All (or most, don't recognize some) of these are gacha games. You get characters by participating in essentially a slot machine (hence the name "pulling"), more or less. The more powerful characters have lower odds. You can do dailies for pulls or you can spend money to pull more often.

[–] [email protected] 9 points 2 days ago (1 children)

Huh, that sounds like shit. Why would anyone play that?

I know when Factorio introduced quality some people complained it was like gambling, but in Factorio its done at a level where probability just averages out. I want a rare shiny iron plate and 2% of the time I will get one. So if I make 25,000 iron plates per minute I will be getting 500 rare shiny plates a minute.

[–] [email protected] 3 points 1 day ago (2 children)

Why do people gamble? Because that’s what this is.

The companies don’t even care about the average player. They are trying to hook rich people with more money then sense, aka whales.

A long time ago the industry realized an extremely small percent blows way more money than all the others combined.

If you ever played a game with any kind of monitization and asked yourself why everything is $40 and how the average player can afford it, this is why.

[–] [email protected] 2 points 1 day ago (1 children)

EA's Real Racing turned into this pay-to-play shit. I genuinely enjoyed that game back when it came out, then everything started to get monetized and you had to do various things fairly often if you wanted to make any sort of progress.

Why can't I just have a fun realistic racing game that doesn't try to cram "upgrades" that cost real money down my throat?

[–] [email protected] 1 points 14 hours ago

I hear ya. I am getting real tired of the paywalls and the rent seeking in something I paid for. It used to be confined to free to play games but it has gradually started to creep into fully paid AAA stuff now and that’s just unacceptable to me.

[–] [email protected] 3 points 1 day ago (1 children)

So the 1% are the problem in games as well.

[–] [email protected] 2 points 1 day ago

lol, precisely!

[–] [email protected] 2 points 2 days ago

I played Arknights for a bit because there's actually a pretty solid tower defense game in there.
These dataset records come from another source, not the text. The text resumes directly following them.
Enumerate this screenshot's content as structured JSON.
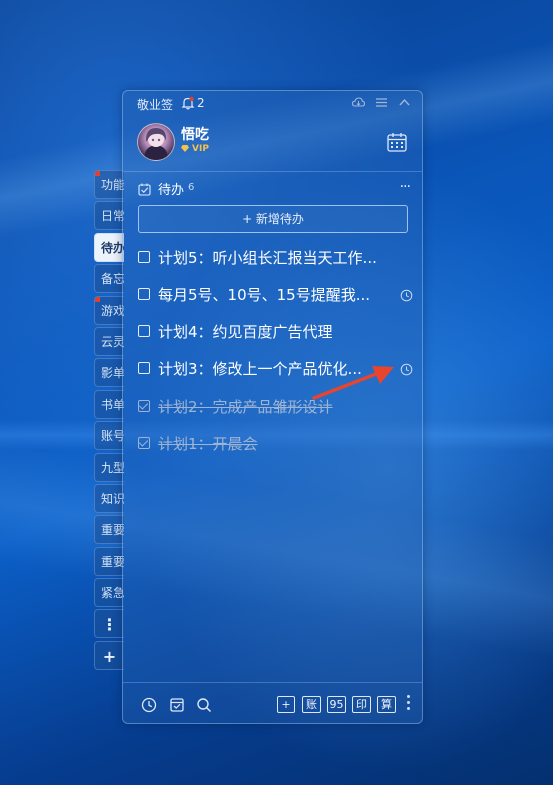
{
  "app": {
    "name": "敬业签",
    "notification_count": "2"
  },
  "user": {
    "name": "悟吃",
    "badge": "VIP"
  },
  "sidebar": {
    "tabs": [
      {
        "label": "功能",
        "marked": true
      },
      {
        "label": "日常",
        "marked": false
      },
      {
        "label": "待办",
        "marked": false,
        "active": true
      },
      {
        "label": "备忘",
        "marked": false
      },
      {
        "label": "游戏",
        "marked": true
      },
      {
        "label": "云灵",
        "marked": false
      },
      {
        "label": "影单",
        "marked": false
      },
      {
        "label": "书单",
        "marked": false
      },
      {
        "label": "账号",
        "marked": false
      },
      {
        "label": "九型",
        "marked": false
      },
      {
        "label": "知识",
        "marked": false
      },
      {
        "label": "重要",
        "marked": false
      },
      {
        "label": "重要",
        "marked": false
      },
      {
        "label": "紧急",
        "marked": false
      }
    ],
    "more_label": "⋮",
    "add_label": "+"
  },
  "todo_section": {
    "title": "待办",
    "count": "6",
    "more_label": "···",
    "add_button_label": "+ 新增待办",
    "items": [
      {
        "text": "计划5：听小组长汇报当天工作...",
        "done": false,
        "has_reminder": false
      },
      {
        "text": "每月5号、10号、15号提醒我...",
        "done": false,
        "has_reminder": true
      },
      {
        "text": "计划4：约见百度广告代理",
        "done": false,
        "has_reminder": false
      },
      {
        "text": "计划3：修改上一个产品优化...",
        "done": false,
        "has_reminder": true
      },
      {
        "text": "计划2：完成产品雏形设计",
        "done": true,
        "has_reminder": false
      },
      {
        "text": "计划1：开晨会",
        "done": true,
        "has_reminder": false
      }
    ]
  },
  "bottom_bar": {
    "icons": [
      "clock-icon",
      "archive-icon",
      "search-icon"
    ],
    "buttons": [
      "+",
      "账",
      "95",
      "印",
      "算"
    ]
  },
  "colors": {
    "accent_red": "#e2412f",
    "vip_gold": "#f2c14e",
    "panel_border": "#a0c8f5"
  }
}
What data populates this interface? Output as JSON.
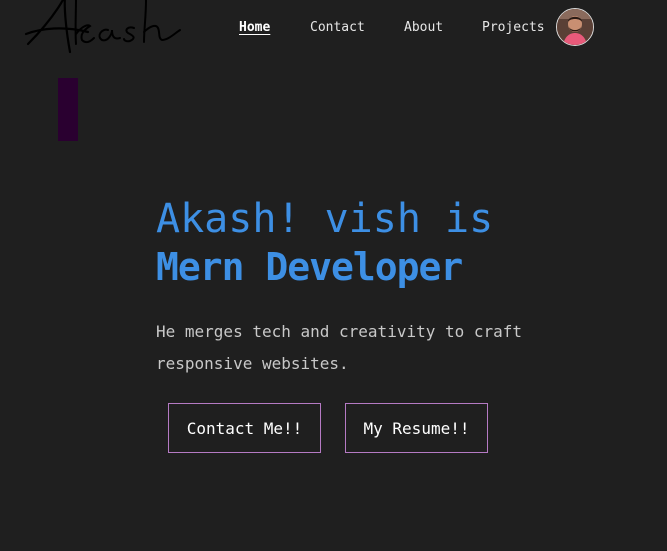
{
  "brand": {
    "logo_text": "Akash",
    "logo_icon": "signature-logo"
  },
  "nav": {
    "items": [
      {
        "label": "Home",
        "active": true
      },
      {
        "label": "Contact",
        "active": false
      },
      {
        "label": "About",
        "active": false
      },
      {
        "label": "Projects",
        "active": false
      }
    ],
    "avatar_icon": "profile-avatar"
  },
  "hero": {
    "title_line1": "Akash! vish is",
    "title_line2": "Mern Developer",
    "subtitle": "He merges tech and creativity to craft responsive websites.",
    "buttons": {
      "contact_label": "Contact Me!!",
      "resume_label": "My Resume!!"
    }
  },
  "colors": {
    "background": "#1f1f1f",
    "accent_blue": "#3d8fe4",
    "button_border": "#b57ac4",
    "accent_bar": "#2a0030"
  }
}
There's not a big selection of good games for Android and I wanted something I could play when I have no laptop with me.

Unfortunately the good gameplay is buried under tons of attention hogging gacha bullshit.

I stopped playing once I realized that I was spending more time doing chores than actually playing through interesting content. Also, while the BGM is nothing short of lavish, the presentation of the story is like a very cheap VN, which basically killed any hope of getting engaged in the story or the characters.

I didn't spend much more than maybe twenty bucks on it so it's not too bad given the partially solid gameplay. But yeah, I'm done with live service bullshit games.